All were deeply moved by Madame D'Haberville's story, and some were even in tears. Jules embraced his mother, and left the room to hide his emotion.

"O God," he cried, "guard this life of mine! for if evil should befall me, my loving mother would be as inconsolable as the mother in the story she has just told us."

A day or two later Jules and Archie were tossing upon the Atlantic; and at the end of two months, after a prosperous voyage, they reached the shores of France.


CHAPTER XI.
THE BURNING OF THE SOUTH SHORE.

They came upon us in the night,
And brake my bower and slew my knight:
My servant a' for life did flee
And left us in the extremitie.

They slew my knight, to me so dear;
They slew my knight, and drove his gear;
The moon may set, the sun may rise,
But a deadly sleep has closed his eyes.

Waverley.

The trees were once more clothed in their wonted green after the passing of a northern winter.
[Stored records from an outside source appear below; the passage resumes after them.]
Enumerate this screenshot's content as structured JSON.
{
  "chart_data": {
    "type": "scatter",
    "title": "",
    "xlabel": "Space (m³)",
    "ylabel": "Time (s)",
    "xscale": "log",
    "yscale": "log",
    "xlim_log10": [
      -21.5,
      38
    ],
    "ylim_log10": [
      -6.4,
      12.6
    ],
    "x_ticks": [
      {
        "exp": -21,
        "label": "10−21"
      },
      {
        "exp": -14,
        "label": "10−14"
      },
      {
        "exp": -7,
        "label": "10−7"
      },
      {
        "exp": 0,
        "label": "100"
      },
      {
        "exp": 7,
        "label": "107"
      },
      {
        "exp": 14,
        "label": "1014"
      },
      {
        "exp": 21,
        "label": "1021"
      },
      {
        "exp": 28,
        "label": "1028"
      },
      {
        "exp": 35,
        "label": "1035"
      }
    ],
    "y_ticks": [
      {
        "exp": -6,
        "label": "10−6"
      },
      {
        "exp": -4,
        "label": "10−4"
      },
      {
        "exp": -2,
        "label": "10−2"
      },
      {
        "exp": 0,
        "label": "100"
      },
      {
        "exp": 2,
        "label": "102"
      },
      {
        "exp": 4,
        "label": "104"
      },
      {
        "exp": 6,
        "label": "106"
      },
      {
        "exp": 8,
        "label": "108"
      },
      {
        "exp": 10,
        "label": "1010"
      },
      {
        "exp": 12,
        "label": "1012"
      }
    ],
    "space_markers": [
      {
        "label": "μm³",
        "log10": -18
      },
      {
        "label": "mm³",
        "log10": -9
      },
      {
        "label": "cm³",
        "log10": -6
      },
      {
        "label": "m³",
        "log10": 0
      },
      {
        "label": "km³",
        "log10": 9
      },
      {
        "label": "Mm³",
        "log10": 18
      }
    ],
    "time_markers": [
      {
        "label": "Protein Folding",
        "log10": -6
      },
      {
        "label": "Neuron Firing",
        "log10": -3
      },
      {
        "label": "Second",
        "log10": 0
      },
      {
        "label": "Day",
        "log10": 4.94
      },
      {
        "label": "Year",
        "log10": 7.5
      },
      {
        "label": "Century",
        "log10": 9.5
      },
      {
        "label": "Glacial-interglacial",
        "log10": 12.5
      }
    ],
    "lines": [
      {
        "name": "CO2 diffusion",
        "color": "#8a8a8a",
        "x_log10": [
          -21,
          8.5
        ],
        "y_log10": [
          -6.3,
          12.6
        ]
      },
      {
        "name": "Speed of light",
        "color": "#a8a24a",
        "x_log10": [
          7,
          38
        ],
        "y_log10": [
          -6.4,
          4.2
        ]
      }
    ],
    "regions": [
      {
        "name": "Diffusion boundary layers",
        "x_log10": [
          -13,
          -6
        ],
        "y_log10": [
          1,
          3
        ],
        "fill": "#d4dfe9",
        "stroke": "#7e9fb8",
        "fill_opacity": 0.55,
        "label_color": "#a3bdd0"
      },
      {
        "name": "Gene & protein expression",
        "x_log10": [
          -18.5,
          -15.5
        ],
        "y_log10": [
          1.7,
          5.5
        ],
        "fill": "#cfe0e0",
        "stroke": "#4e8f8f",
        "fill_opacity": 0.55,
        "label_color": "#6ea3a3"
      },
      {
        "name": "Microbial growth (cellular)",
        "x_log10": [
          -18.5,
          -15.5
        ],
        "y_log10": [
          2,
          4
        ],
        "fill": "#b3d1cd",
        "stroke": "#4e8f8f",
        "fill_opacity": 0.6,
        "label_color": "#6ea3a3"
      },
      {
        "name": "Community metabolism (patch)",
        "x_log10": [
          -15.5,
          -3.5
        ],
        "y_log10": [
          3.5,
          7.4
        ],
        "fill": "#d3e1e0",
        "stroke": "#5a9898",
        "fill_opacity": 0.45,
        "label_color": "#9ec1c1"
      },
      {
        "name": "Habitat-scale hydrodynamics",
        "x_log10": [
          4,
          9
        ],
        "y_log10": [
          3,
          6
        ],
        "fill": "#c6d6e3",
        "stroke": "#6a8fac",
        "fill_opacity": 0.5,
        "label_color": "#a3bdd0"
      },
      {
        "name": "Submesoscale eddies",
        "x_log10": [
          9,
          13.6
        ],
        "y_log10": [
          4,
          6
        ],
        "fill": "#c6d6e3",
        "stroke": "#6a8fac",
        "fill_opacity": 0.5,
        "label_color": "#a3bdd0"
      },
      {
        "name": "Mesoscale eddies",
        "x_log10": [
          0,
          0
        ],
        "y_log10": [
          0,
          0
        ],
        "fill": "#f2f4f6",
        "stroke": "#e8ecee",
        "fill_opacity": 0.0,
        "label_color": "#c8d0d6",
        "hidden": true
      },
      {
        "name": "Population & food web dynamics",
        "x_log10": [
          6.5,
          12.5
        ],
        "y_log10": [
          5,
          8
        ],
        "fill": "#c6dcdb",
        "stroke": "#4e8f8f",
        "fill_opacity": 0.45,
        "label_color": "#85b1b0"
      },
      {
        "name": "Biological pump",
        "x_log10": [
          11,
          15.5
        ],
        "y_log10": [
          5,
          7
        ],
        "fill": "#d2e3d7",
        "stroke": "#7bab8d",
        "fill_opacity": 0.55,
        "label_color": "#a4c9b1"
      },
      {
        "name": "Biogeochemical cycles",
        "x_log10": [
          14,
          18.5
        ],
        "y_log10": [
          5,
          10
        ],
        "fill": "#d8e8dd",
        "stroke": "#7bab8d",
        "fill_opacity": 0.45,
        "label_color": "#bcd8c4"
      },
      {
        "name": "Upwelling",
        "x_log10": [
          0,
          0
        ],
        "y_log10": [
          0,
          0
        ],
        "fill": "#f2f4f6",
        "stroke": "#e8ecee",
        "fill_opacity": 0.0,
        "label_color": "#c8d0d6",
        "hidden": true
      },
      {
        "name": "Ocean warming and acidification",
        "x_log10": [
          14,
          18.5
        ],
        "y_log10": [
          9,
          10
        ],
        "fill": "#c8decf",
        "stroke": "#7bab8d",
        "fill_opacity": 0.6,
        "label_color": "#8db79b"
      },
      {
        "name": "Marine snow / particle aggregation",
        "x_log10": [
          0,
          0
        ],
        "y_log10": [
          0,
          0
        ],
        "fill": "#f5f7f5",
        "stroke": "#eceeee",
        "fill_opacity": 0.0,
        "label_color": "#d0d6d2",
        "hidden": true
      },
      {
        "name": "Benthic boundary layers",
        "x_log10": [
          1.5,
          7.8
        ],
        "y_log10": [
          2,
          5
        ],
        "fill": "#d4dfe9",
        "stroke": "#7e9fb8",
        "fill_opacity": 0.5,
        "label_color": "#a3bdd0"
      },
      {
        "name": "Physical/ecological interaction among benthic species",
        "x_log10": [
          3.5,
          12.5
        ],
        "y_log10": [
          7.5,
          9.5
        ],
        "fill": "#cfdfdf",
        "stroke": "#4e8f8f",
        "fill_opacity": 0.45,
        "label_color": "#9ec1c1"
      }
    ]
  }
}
The woods and fields were enameled in a thousand colors, and the birds were raising their cheerful voices to greet the spring of the year 1759. All Nature smiled; only man seemed sorrowful and cast down; and the laborer no more lifted his gay song, and the greater portion of the lands lay fallow for lack of hands to till them. A cloud hung over all New France, for the mother country, a veritable step-mother, had abandoned her Canadian children. Left to its own resources, the Government had called to arms every able-bodied man to defend the colony against the invasion that menaced it. The English had made vast preparations. Their fleet, consisting of twenty ships of the line, ten frigates, and eighteen smaller vessels, accompanied by a number of transports, and carrying eighteen thousand men, was ascending the St. Lawrence under the command of General Wolfe; while two land armies, yet more numerous, were moving to effect a junction under the very walls of Quebec.